1) Bright sun: rear LCD can be pain

Even with a great screen, the sun is undefeated unless Leica goes full “sun-proof LCD” mode.

2) Stability: EVF gives the third point of contact

EVF-to-eye shooting makes slow shutter speeds easier and steadies framing.

No EVF means more reliance on technique (or higher ISO).

3) Precision focusing / framing gets harder

EVFs are clutch for:

  • manual focus confirmation
  • exact composition
  • low light framing
  • seeing exposure changes clearly

If Q4 goes EVF-less, Leica needs to make AF + live view responsiveness god-tier.

4) The Q user base expects an EVF at that price

Leica would get roasted unless the “no EVF” model clearly gives something back (thinner, lighter, cheaper, better battery, better screen, etc.).

The best compromise: make the EVF optional instead of mandatory

If I were product-designing this like a maniac, I’d pitch one of these:

Option A: “Q4 Street” variant

  • No EVF
  • thinner top plate
  • bigger battery OR brighter/better screen
  • designed around waist-level shooting
  • maybe even a more aggressive “no distractions” UI

This is the purest version of your idea.

Option B: Modular finder (hot shoe / proprietary port)

Base camera is clean and flat, but you can add:

  • a clip-on EVF when you want it
  • or a simple optical finder for 28mm framing

It’s basically: choose your poison depending on the day.
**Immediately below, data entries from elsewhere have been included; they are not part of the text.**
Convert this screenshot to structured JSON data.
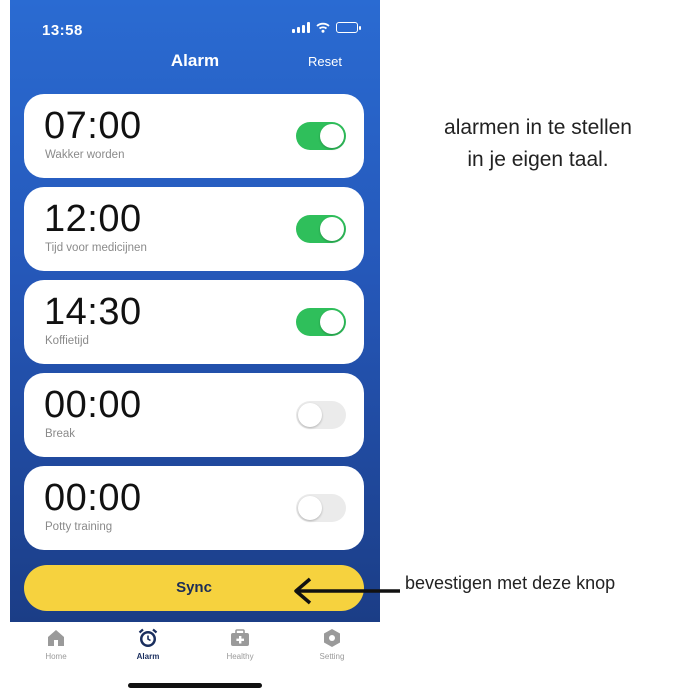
{
  "status_bar": {
    "time": "13:58"
  },
  "header": {
    "title": "Alarm",
    "reset_label": "Reset"
  },
  "alarms": [
    {
      "time": "07:00",
      "label": "Wakker worden",
      "enabled": true
    },
    {
      "time": "12:00",
      "label": "Tijd voor medicijnen",
      "enabled": true
    },
    {
      "time": "14:30",
      "label": "Koffietijd",
      "enabled": true
    },
    {
      "time": "00:00",
      "label": "Break",
      "enabled": false
    },
    {
      "time": "00:00",
      "label": "Potty training",
      "enabled": false
    }
  ],
  "sync": {
    "label": "Sync"
  },
  "tab_bar": {
    "tabs": [
      {
        "label": "Home",
        "icon": "home-icon",
        "active": false
      },
      {
        "label": "Alarm",
        "icon": "alarm-clock-icon",
        "active": true
      },
      {
        "label": "Healthy",
        "icon": "medical-kit-icon",
        "active": false
      },
      {
        "label": "Setting",
        "icon": "settings-hexagon-icon",
        "active": false
      }
    ]
  },
  "annotations": {
    "note_line1": "alarmen in te stellen",
    "note_line2": "in je eigen taal.",
    "sync_note": "bevestigen met deze knop"
  },
  "colors": {
    "gradient_top": "#2a6bd2",
    "gradient_bottom": "#1b3d86",
    "toggle_on": "#2fbf5b",
    "toggle_off": "#ebebeb",
    "sync_button": "#f6d23e",
    "active_tab": "#1a2e5e"
  }
}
Option C: Tiny optical “rangefinder-style” window

Not a full hybrid system—just a beautiful bright window with 28mm brightlines.

  • insanely fast
  • keeps you aware of the scene
  • but parallax and crop-frames become approximate

This would be the most romantic solution… and also the most Leica-weird.

If Leica actually did this, what should the Q4 gain in return?

To make “no EVF” worth it, it has to trade up hard in at least two of these:

  • thinner body
  • bigger battery
  • brighter / better LCD
  • better weather sealing
  • lower price
  • faster UI + faster wake-up
  • more physical controls (less menu, more muscle memory)

If Leica removes the EVF and gives back nothing, it’s just deprivation cosplay.

If you could force Leica’s hand: what’s the one thing you’d demand in exchange for deleting the EVF—thinner body, sun-proof screen, bigger battery, or a pure optical framing window?